Example, sample test

In this example, we aim to detect proteins which may interact with Naproxen. We used the structure of bovine lactoferrin complexed with Naproxen as query patch against a list of 20 proteins structures.

As a simple test, you can:

  1. Use Mobyle facilities: fetch a protein structure from the PDB databank using a PDB identifier.

    1. Click the db button.

    2. Select pdb in the menu.

    3. Enter a PDB identifier: 4FJP.

    4. Press select button.

    Interface
  2. Define the patch:

    1. Enter the residue number: "711"

    2. Enter the chain identifier: "A"

    Interface
  3. Define the targeted proteins:

    Input a list of targeted proteins into the field on the left: "4fjp, 3q7d, 4cox, 3ntb, 6cox, 3n8w, 1pxx, 3n8x, 4fm5, 3qmo, 2oye, 1y93, 2iuw, 2i5f, 2b69, 1x9d, 2fma, 2brf, 2p39, 2plz, 2ce2, 2i53"

    Interface
  4. Run:

    Launch PatchSearch by clicking Run at the top of the page.

  5. Results:

    The results of the search can be accessed here.

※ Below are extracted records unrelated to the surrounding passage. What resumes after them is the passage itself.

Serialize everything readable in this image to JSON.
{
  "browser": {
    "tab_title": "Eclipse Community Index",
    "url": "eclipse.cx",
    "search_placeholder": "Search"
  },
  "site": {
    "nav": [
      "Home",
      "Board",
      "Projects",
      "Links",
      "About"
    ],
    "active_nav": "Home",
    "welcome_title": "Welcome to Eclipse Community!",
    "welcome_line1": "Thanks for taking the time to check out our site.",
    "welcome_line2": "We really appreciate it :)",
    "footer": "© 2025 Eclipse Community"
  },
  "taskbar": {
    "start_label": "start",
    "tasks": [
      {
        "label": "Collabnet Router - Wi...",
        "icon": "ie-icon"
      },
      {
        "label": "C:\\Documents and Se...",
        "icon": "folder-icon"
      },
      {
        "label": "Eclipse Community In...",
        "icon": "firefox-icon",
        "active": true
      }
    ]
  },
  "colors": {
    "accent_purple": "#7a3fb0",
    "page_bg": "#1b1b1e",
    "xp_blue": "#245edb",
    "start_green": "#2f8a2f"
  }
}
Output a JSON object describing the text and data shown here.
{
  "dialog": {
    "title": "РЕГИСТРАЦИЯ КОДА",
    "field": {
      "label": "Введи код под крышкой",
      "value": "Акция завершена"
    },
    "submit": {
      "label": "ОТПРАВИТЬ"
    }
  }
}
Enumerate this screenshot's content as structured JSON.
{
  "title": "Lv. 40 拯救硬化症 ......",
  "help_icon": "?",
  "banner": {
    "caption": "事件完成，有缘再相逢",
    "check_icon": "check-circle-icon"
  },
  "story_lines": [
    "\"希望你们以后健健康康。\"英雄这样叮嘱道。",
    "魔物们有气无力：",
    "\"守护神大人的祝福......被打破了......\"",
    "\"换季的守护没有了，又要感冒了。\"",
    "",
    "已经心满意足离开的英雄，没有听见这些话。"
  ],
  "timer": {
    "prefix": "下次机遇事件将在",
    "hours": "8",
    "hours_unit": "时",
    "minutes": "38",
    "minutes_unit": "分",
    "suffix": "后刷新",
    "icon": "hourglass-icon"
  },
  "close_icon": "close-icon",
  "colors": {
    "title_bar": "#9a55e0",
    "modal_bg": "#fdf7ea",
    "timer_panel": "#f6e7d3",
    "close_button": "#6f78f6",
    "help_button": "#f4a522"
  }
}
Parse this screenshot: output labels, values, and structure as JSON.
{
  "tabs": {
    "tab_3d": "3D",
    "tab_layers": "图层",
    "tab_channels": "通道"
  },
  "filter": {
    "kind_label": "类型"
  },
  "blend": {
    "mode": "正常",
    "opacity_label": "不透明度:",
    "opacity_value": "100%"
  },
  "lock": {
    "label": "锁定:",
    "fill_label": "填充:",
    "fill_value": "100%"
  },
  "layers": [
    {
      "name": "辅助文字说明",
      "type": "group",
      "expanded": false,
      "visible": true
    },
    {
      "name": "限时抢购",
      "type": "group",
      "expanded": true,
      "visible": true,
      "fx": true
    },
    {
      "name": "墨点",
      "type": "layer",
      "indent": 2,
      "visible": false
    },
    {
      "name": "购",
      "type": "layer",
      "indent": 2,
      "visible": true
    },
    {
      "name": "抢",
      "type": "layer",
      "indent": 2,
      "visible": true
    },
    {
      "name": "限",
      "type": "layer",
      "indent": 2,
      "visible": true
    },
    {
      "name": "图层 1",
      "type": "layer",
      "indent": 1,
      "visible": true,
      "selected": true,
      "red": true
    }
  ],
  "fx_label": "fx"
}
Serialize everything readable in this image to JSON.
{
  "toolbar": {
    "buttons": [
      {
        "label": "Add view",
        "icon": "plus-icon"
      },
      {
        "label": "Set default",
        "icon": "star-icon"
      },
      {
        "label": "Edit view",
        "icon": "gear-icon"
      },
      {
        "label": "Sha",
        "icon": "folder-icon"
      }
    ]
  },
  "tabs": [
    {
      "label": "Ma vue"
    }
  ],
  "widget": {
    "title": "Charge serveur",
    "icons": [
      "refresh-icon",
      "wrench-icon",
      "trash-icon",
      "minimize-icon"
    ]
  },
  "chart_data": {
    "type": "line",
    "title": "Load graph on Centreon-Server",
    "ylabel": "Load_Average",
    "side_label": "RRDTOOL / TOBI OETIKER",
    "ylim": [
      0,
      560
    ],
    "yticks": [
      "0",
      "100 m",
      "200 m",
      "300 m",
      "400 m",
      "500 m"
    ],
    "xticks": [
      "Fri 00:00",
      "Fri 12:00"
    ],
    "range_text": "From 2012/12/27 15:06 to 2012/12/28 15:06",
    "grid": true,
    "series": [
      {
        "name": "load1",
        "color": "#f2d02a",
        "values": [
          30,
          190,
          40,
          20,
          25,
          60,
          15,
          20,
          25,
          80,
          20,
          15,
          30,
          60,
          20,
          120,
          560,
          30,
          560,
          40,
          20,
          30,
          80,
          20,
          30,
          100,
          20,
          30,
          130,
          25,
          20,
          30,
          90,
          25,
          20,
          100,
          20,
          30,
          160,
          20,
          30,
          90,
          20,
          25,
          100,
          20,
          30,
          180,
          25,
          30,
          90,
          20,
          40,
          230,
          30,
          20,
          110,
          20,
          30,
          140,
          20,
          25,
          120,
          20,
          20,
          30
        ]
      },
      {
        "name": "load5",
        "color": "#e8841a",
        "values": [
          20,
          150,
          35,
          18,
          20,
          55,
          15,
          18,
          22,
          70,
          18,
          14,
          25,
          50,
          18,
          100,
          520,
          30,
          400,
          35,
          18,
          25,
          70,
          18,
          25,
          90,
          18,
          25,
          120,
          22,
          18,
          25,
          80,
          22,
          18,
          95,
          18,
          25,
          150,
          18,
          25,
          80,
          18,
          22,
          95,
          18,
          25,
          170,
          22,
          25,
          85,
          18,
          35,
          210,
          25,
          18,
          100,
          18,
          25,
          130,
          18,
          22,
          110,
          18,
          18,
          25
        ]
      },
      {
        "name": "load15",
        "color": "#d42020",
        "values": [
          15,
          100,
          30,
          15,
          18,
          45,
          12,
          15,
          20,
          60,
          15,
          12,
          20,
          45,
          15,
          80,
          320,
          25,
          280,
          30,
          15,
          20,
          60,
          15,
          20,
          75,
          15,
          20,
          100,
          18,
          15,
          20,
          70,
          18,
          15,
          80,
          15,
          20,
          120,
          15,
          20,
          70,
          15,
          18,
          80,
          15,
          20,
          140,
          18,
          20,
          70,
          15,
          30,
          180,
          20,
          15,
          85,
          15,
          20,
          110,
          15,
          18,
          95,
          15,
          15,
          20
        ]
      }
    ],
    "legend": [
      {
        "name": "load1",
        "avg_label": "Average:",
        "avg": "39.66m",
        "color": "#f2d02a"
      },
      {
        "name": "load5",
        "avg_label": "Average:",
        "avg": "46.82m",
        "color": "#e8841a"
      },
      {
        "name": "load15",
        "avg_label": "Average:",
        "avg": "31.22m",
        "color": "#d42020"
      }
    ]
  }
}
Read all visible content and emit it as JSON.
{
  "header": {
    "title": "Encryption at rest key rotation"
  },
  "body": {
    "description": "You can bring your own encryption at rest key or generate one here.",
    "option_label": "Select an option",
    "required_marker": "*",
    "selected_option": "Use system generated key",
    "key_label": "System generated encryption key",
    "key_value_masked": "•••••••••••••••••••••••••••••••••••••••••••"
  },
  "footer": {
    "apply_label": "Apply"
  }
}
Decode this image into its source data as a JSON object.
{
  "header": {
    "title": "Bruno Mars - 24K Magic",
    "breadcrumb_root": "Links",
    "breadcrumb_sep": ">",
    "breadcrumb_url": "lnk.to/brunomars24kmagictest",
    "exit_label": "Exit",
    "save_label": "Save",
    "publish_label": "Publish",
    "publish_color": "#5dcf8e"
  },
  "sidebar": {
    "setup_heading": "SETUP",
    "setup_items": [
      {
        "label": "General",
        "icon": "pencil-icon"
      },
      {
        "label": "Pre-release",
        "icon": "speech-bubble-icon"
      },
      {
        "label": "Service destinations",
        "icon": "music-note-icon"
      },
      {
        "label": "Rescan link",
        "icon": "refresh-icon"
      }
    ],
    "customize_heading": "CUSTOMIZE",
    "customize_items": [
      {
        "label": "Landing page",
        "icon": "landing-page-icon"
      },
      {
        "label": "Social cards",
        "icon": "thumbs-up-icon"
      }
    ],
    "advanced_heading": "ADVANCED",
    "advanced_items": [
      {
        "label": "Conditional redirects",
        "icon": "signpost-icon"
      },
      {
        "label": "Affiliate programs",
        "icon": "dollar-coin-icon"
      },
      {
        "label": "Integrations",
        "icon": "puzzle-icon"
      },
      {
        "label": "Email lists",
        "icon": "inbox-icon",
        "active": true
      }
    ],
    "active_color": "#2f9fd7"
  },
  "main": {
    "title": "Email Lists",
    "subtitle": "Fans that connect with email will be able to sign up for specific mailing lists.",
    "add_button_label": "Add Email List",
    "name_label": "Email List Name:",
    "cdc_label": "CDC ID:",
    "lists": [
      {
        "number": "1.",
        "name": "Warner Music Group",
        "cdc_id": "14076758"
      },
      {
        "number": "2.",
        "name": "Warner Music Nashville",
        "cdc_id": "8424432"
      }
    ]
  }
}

LigandIdentification Usage

In order to extract patch for PatchSearch computations, the residue number and the residue chain is required. The LigandIdentification service helps to know these pieces of information from a PDB file. All the patches interacting with ligands are extracted and can be visualized in graphical window.

Input

The Web server needs a PDB file.

Results

  • Progress report

    This section will incrementally provide information about job progression and errors if any. A typical run should produce a report similar to the following :

    Progress Report
  • Search results

    Each patch at less than 5.0A from a ligand can be visualized. The patch is colored in red and the ligand is in yellow sticks representation. The residue chain and the residue number for each ligand are displayed beside the graphical window.

    Viewer

Example

In this example, we identify the ligands and the associated patches in the 4FJP PDB file.

As a simple test, you can:

  1. Use Mobyle facilities: fetch a protein structure from the PDB databank using a PDB identifier.

    1. Click the db button.

    2. Select pdb in the menu.

    3. Enter a PDB identifier: 4FJP.

    4. Press select button.

    Interface
  2. Run:

    Launch LigandIdentification by clicking Run at the top of the page.

  3. All ligands with their residue chains and their residue numbers are displayed beside the graphical window.

    Interface

References

[1] Rasolohery I, Moroy G, Guyon F.
PatchSearch: A Fast Computational Method for Off-Target Detection.
J Chem Inf Model. 2017 Apr 24;57(4):769-777.
[2] Guyon F, Tufféry P.
Fast protein fragment similarity scoring using a Binet-Cauchy kernel.
Bioinformatics. 2014 Mar 15;30(6):784-91.